TableMetadataTools.jl
TableMetadataTools.jl copied to clipboard
Better methods for showing metadata
I'm using metadata for the first time today (I usually use Stata and R for data cleaning) and I found it helpful to define the following functions to make it easier to see metadata
function showcolmetadata(df, col::Union{AbstractString, Symbol}, label::AbstractString)
colmetadata(df, col, label)
end
function showcolmetadata(df, cols::AbstractVector{<:Union{AbstractString, Symbol}}, label::AbstractString)

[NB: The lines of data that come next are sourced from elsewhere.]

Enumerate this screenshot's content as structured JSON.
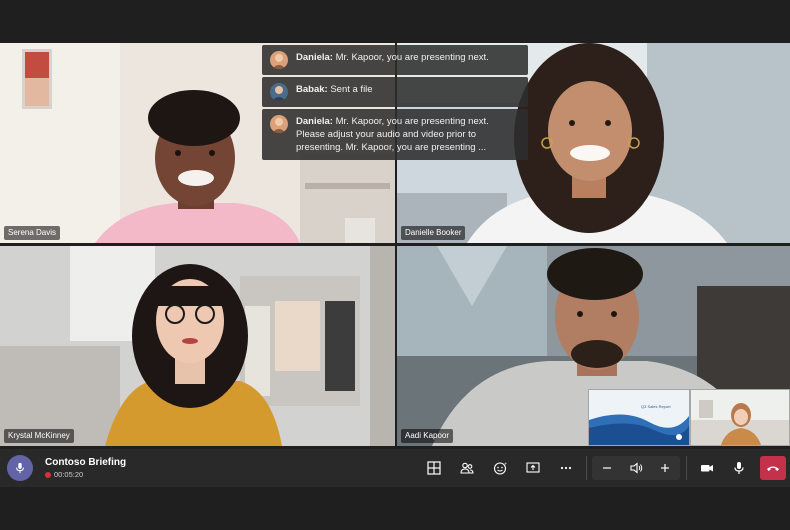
{
  "participants": [
    {
      "name": "Serena Davis"
    },
    {
      "name": "Danielle Booker"
    },
    {
      "name": "Krystal McKinney"
    },
    {
      "name": "Aadi Kapoor"
    }
  ],
  "chat": [
    {
      "sender": "Daniela:",
      "text": "Mr. Kapoor, you are presenting next."
    },
    {
      "sender": "Babak:",
      "text": "Sent a file"
    },
    {
      "sender": "Daniela:",
      "text": "Mr. Kapoor, you are presenting next. Please adjust your audio and video prior to presenting. Mr. Kapoor, you are presenting ..."
    }
  ],
  "meeting": {
    "title": "Contoso Briefing",
    "elapsed": "00:05:20"
  },
  "shared_slide": {
    "title": "Q3 Sales Report"
  },
  "icons": {
    "mic": "microphone-icon",
    "layout": "grid-layout-icon",
    "people": "participants-icon",
    "reactions": "reaction-icon",
    "share": "share-screen-icon",
    "more": "more-options-icon",
    "volume_down": "minus-icon",
    "volume": "speaker-icon",
    "volume_up": "plus-icon",
    "camera": "camera-icon",
    "mute": "microphone-toggle-icon",
    "hangup": "hang-up-icon"
  },
  "colors": {
    "accent": "#6264a7",
    "hangup": "#c4314b",
    "recording": "#d13438",
    "toolbar": "#292929"
  }
}
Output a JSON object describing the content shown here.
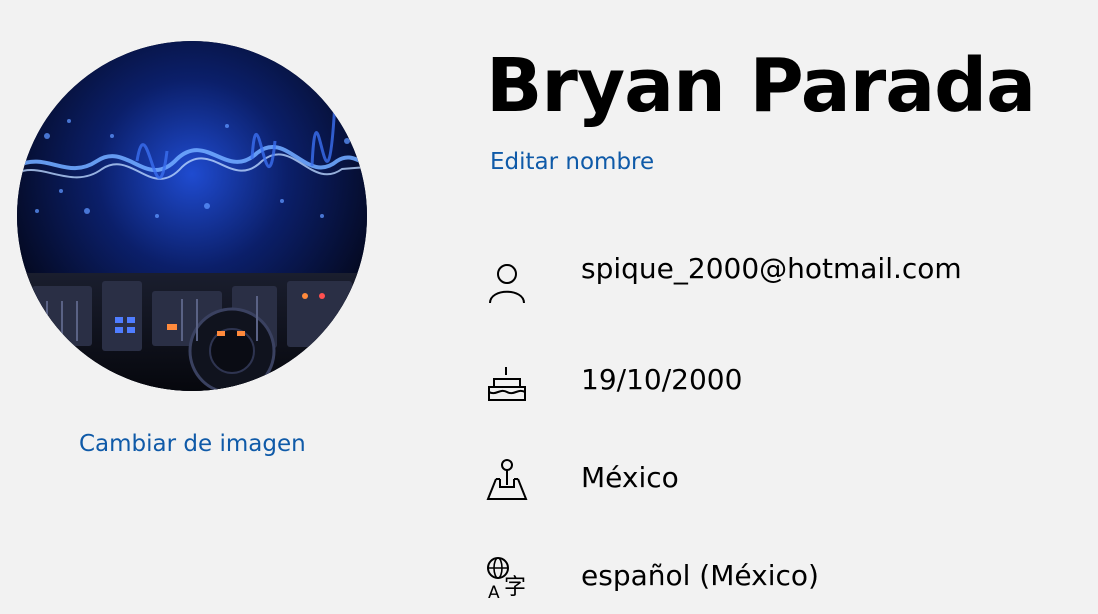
{
  "profile": {
    "name": "Bryan Parada",
    "edit_name_label": "Editar nombre",
    "change_image_label": "Cambiar de imagen",
    "avatar_icon": "dj-mixer-sound-wave-photo"
  },
  "info": {
    "email": "spique_2000@hotmail.com",
    "birthdate": "19/10/2000",
    "country": "México",
    "language": "español (México)"
  },
  "icons": {
    "email": "person-icon",
    "birthdate": "birthday-cake-icon",
    "country": "map-pin-icon",
    "language": "language-icon"
  },
  "colors": {
    "background": "#f2f2f2",
    "link": "#0f5aa8",
    "text": "#000000"
  }
}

labvals = [colmetadata(df, col, label) for col in cols]
nt = (; :variable => cols, Symbol(label) => labvals)
pretty_table(nt; nosubheader = true, crop = :horizontal, alignment = [:l, :l])
end
function showcolmetadata(df, col::Union{AbstractString, Symbol}, labels::AbstractVector{<:AbstractString})
labvals = [colmetadata(df, col, label) for label in labels]
nt(; :label => labels, :value => labvals)
pretty_table(nt; nosubheader = true, tile = "colmetadata for $col", crop = :horizontal, alignment = [:l, :l])
end
function showcolmetadata(df, cols::Colon, label::AbstractString)
showcolmetadata(df, names(df), label)
end
function showcolmetadata(df, col::Union{AbstractString, Symbol}, labels::Colon)
d = colmetadata(df, col)
labnames = names(d)
showcolmetadata(df, col, labnames)
end
They would be used like following: You can see that the column names are pretty uninformative in the Penn World Tables, exactly the kind of situation metadata is great for.
julia> showcolmetadata(pwt[:, 1:10], :, "label")
┌───────────────┬──────────────────────────────────────────────────────────
│ variable │ label ⋯
├───────────────┼──────────────────────────────────────────────────────────
│ countrycode │ 3-letter ISO country code ⋯
│ country │ Country name ⋯
│ currency_unit │ Currency unit ⋯
│ year │ Year ⋯
│ rgdpe │ Expenditure-side real GDP at chained PPPs (in mil. 2017 ⋯
│ rgdpo │ Output-side real GDP at chained PPPs (in mil. 2017US$) ⋯
│ pop │ Population (in millions) ⋯
│ emp │ Number of persons engaged (in millions) ⋯
│ avh │ Average annual hours worked by persons engaged (source: ⋯
│ hc │ Human capital index, see note hc ⋯
└───────────────┴──────────────────────────────────────────────────────────
1 column omitted